Picking the film apart post-viewing, I can identify at least six or seven different horror tropes / story set ups woven together here - I won’t list them all, because, again, spoilers - but somehow, they are all successfully combined into a simple, minimal narrative featuring just six inter-connected characters and two locations.
The result, essentially, in an agreeably pulpy kind of supernatural riff on a ‘Les Diaboliques’-model thriller, which, in defiance of all storytelling logic, all hangs together just beautifully.

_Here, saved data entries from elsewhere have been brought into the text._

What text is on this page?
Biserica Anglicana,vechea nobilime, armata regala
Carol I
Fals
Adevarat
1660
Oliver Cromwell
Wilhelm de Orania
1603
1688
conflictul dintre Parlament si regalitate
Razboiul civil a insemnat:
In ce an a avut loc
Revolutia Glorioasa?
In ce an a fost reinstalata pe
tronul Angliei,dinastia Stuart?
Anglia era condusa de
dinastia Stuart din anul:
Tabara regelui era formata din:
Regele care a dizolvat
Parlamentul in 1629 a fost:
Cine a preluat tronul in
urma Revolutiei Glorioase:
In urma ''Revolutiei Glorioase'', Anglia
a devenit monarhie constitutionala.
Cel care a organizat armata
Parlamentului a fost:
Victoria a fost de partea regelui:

The unusual mixture of real world verisimilitude and atmospheric, occult-tinged fantasy is finely balanced here too, with the more outré elements of the story taking on an eerie, surrealistic power which they would likely not have achieved had the whole thing been framed as a Burton-esque retro gothic horror type palaver (which, thank the dark gods, it is not).
The scary bits are properly scary, the whimsical/creepy bits are whimsical and creepy… and I’d even go so far as to say that the funny bits are funny, although they’re a long time coming, admittedly.
And… that’s about all I have to say on the matter really.
A great little movie, well worth making time for, and a great choice for Halloween-adjacent viewing, I reckon.
So, if you find yourself ploughing trough the fallow fields of whatever streaming services you’re signed up to later this week after the trick or treaters have gone to bed - take a chance on ‘Oddity’, and I’ll wager a very small amount of money you won’t regret it.